仕事が忙しくても、以前なら声は聞けたはずなのに単調なメールで返信が来て、それっきりだった。食事を誘う事も、何処かへ出かける事も出来ず、ただ桐生の元へ皐月を帰した事を悔やんだ。
せめて次の約束を取り付けておけばよかった。
「菫先生、本命さんと食事いけました?」
黒木が携帯のケースを閉じる自分の背後から覗きこんでにやにやと顔を緩めた。
「……つれなくてね。食事は行けたけど、ここ最近冷たいんだよ」
やはり、無理に抱き締めたのがいけなかったのか。それか、皐月の気になる人がいるという言葉に、勝手に嫉妬して詰め寄ったのがよくなかったのか。
思い当たる節がありすぎて、皐月が自分に振り向いてくれない確率だけ高く感じ、また付き合えるのだろうかと不安になった。
今の所、勝算はなく記憶も忘れられるほど自分は皐月に嫌われてるのだろうか。
皐月はやはり桐生の方が好きなんじゃないか。
その不安は付き合ってる時となにも変わらないなかったが、真っすぐに自分をみつめる皐月の瞳は愛しさだけ募った。
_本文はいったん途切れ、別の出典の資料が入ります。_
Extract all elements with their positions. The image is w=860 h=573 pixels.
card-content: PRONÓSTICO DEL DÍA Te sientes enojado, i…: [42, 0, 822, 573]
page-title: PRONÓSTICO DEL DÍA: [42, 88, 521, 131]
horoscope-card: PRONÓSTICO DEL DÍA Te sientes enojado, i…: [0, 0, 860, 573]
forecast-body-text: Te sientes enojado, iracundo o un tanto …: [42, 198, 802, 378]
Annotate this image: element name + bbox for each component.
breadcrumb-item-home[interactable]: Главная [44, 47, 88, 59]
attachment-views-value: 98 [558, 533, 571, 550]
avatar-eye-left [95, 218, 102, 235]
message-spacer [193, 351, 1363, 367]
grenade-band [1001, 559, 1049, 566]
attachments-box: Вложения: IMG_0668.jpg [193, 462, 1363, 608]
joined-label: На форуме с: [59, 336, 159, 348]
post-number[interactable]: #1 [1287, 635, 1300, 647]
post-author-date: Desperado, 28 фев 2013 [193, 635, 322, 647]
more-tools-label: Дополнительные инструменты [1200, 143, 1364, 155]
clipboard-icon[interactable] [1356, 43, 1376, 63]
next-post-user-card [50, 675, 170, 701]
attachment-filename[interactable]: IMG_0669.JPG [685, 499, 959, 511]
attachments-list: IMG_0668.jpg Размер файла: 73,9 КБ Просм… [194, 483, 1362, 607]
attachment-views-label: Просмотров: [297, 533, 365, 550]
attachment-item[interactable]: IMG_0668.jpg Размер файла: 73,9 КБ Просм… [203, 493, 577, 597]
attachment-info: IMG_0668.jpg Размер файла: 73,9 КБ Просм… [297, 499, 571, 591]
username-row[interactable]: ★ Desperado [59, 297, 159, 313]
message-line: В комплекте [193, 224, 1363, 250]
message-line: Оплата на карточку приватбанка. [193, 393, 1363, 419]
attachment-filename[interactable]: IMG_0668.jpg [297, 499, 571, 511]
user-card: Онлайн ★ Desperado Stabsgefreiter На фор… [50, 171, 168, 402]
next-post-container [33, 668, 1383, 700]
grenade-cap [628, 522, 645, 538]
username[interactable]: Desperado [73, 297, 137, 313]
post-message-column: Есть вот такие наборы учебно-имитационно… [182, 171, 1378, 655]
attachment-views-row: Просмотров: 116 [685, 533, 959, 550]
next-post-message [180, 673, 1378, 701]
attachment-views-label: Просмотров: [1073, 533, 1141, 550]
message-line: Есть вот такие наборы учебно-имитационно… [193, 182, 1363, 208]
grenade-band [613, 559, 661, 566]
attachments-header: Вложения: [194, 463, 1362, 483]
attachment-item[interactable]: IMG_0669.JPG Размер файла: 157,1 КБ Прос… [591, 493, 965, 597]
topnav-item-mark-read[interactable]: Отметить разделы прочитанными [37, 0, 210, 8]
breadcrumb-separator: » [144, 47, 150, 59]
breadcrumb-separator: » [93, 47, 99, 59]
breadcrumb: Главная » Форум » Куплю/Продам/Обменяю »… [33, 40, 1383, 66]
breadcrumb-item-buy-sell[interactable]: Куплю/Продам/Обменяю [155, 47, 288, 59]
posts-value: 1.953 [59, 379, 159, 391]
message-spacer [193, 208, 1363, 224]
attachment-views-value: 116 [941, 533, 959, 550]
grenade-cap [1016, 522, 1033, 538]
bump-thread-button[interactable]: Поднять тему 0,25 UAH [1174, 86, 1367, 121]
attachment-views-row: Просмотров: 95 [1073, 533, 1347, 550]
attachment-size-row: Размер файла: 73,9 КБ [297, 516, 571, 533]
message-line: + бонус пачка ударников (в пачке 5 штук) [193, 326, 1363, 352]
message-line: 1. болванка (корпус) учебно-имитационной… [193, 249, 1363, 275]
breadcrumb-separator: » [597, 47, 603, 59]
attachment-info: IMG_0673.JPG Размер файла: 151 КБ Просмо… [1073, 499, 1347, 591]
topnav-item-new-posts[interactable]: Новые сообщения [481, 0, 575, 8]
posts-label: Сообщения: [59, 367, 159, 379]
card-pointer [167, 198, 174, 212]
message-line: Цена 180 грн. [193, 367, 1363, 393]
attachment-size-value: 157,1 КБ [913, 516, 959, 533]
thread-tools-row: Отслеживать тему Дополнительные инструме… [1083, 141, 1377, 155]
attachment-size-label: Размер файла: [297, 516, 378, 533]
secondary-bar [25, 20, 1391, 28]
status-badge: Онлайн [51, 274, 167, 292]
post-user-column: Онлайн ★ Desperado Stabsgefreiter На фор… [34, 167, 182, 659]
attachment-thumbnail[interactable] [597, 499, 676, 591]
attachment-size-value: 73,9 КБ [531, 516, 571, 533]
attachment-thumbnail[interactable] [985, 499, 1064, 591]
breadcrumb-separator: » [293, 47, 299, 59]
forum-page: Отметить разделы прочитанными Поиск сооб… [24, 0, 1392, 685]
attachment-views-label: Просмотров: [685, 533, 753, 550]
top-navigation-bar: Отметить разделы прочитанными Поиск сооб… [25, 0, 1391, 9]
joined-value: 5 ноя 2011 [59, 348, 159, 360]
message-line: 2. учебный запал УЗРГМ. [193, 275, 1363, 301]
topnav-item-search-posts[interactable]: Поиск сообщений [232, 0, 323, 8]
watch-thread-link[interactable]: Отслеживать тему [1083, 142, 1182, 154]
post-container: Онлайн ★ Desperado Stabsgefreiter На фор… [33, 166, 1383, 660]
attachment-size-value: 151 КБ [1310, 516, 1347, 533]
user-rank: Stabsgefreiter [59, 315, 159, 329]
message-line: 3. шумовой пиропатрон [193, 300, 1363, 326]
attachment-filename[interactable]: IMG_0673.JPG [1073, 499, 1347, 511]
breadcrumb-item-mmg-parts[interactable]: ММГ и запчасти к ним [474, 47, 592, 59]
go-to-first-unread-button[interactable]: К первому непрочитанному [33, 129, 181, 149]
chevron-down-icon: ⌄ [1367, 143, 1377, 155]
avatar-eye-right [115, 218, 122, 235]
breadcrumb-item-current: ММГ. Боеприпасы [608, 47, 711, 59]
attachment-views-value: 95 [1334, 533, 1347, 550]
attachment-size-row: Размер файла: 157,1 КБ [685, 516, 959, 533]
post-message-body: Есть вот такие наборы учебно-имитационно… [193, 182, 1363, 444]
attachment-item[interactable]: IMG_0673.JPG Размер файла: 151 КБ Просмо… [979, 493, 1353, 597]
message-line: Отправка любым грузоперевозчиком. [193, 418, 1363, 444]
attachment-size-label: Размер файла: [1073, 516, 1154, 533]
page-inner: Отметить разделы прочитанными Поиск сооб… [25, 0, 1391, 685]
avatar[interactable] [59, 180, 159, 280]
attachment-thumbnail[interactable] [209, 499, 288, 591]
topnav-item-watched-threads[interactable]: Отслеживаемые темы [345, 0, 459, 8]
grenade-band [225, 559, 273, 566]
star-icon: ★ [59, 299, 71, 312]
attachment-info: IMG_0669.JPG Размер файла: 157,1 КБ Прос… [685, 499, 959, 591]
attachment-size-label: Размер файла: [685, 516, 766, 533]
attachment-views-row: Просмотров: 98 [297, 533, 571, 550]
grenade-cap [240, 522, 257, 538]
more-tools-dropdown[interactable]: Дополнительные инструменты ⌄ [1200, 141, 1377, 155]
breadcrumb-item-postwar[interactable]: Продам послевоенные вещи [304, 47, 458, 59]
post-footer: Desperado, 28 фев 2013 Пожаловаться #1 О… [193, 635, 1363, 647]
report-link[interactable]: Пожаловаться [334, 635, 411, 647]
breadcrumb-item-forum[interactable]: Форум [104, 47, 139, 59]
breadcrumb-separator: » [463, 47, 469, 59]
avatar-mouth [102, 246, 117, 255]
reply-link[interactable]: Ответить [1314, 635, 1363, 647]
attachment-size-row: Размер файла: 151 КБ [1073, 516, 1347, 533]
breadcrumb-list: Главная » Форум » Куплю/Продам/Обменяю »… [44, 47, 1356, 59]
「へぇ、先生の誘いを無下に断るなんてどこの美女なんです?」
美女と聞いて、力なく笑った。
皐月は美女でもないが魅力的だった。
「まあ君の恋人には敵わないよ」
そう言って荻をからかい、携帯ケースごと白衣の懐に収めた。これからカンファレンスでまた長丁場で忙しくなる。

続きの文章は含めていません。